IRFS resolutely denounces these abuses of fundamental rights, including the official block by the Aliyev administration of the Turkish affiliate of Fox TV. The broadcasting officially stopped in Azerbaijan in the evening on 22 February. The entire channel has become inaccessible in all formats, digital, analogue, and IPTV broadcasting. The entire reason for the block is based on a two-minute clip that playfully discusses the Vice President appointment. The TV provider Aile TV said this was an instruction from the National TV and Radio Council. The harsh and swift reaction of the administration will deprive millions of Azerbaijani citizens of the independent international news that they need to make economic and life changing decisions. This will not only hurt the people of Azerbaijan but also cut the funding for this outlet that is one of a few surviving in their repressive regime.

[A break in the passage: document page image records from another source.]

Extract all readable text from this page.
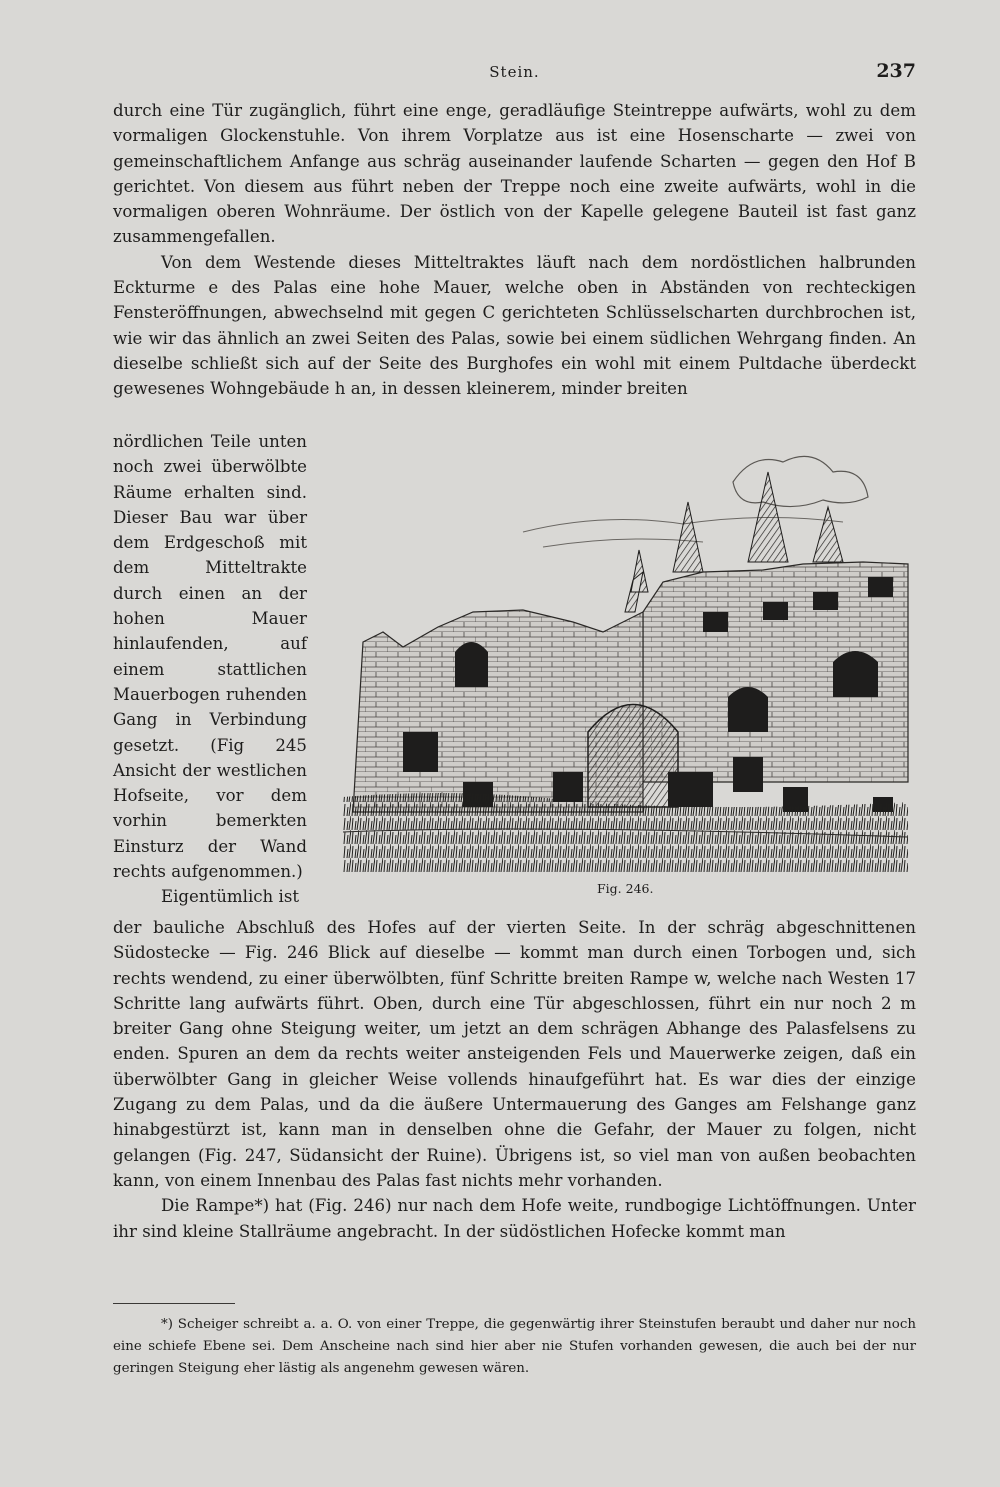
Stein.	237

durch eine Tür zugänglich, führt eine enge, geradläufige Steintreppe aufwärts, wohl zu dem vormaligen Glockenstuhle. Von ihrem Vorplatze aus ist eine Hosenscharte — zwei von gemeinschaftlichem Anfange aus schräg auseinander laufende Scharten — gegen den Hof B gerichtet. Von diesem aus führt neben der Treppe noch eine zweite aufwärts, wohl in die vormaligen oberen Wohnräume. Der östlich von der Kapelle gelegene Bauteil ist fast ganz zusammengefallen.

Von dem Westende dieses Mitteltraktes läuft nach dem nordöstlichen halbrunden Eckturme e des Palas eine hohe Mauer, welche oben in Abständen von rechteckigen Fensteröffnungen, abwechselnd mit gegen C gerichteten Schlüsselscharten durchbrochen ist, wie wir das ähnlich an zwei Seiten des Palas, sowie bei einem südlichen Wehrgang finden. An dieselbe schließt sich auf der Seite des Burghofes ein wohl mit einem Pultdache überdeckt gewesenes Wohngebäude h an, in dessen kleinerem, minder breiten

nördlichen Teile unten noch zwei überwölbte Räume erhalten sind. Dieser Bau war über dem Erdgeschoß mit dem Mitteltrakte durch einen an der hohen Mauer hinlaufenden, auf einem stattlichen Mauerbogen ruhenden Gang in Verbindung gesetzt. (Fig 245 Ansicht der westlichen Hofseite, vor dem vorhin bemerkten Einsturz der Wand rechts aufgenommen.)

Eigentümlich ist	Fig. 246.

der bauliche Abschluß des Hofes auf der vierten Seite. In der schräg abgeschnittenen Südostecke — Fig. 246 Blick auf dieselbe — kommt man durch einen Torbogen und, sich rechts wendend, zu einer überwölbten, fünf Schritte breiten Rampe w, welche nach Westen 17 Schritte lang aufwärts führt. Oben, durch eine Tür abgeschlossen, führt ein nur noch 2 m breiter Gang ohne Steigung weiter, um jetzt an dem schrägen Abhange des Palasfelsens zu enden. Spuren an dem da rechts weiter ansteigenden Fels und Mauerwerke zeigen, daß ein überwölbter Gang in gleicher Weise vollends hinaufgeführt hat. Es war dies der einzige Zugang zu dem Palas, und da die äußere Untermauerung des Ganges am Felshange ganz hinabgestürzt ist, kann man in denselben ohne die Gefahr, der Mauer zu folgen, nicht gelangen (Fig. 247, Südansicht der Ruine). Übrigens ist, so viel man von außen beobachten kann, von einem Innenbau des Palas fast nichts mehr vorhanden.

Die Rampe*) hat (Fig. 246) nur nach dem Hofe weite, rundbogige Lichtöffnungen. Unter ihr sind kleine Stallräume angebracht. In der südöstlichen Hofecke kommt man

*) Scheiger schreibt a. a. O. von einer Treppe, die gegenwärtig ihrer Steinstufen beraubt und daher nur noch eine schiefe Ebene sei. Dem Anscheine nach sind hier aber nie Stufen vorhanden gewesen, die auch bei der nur geringen Steigung eher lästig als angenehm gewesen wären.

These abuses stand in fundamental contradiction to the human rights principles enshrined in the European Convention on Human Rights and they seriously call into question Azerbaijan’s membership in the Council of Europe.

To this end, IRFS calls on the Azerbaijani government to end the deeply entrenched patterns of human rights violations and political repression. The organisation calls on the international partners of Azerbaijan to exert serious political pressure on the authorities until they fulfill the human rights and democracy commitments.

Furthermore, IRFS calls on the international lenders – the Asian Infrastructure Investment Bank, Asian Development Bank, European Investment Bank, European Bank for Reconstruction and Development and World Bank — to publicly condemn political repression in Azerbaijan and to review policy towards Azerbaijan in light of its deteriorating human rights and democracy record. In addition, IRFS calls on the Extractive Industries Transparency Initiative (EITI) to suspend Azerbaijan immediately for continuous failure to comply with the EITI standard.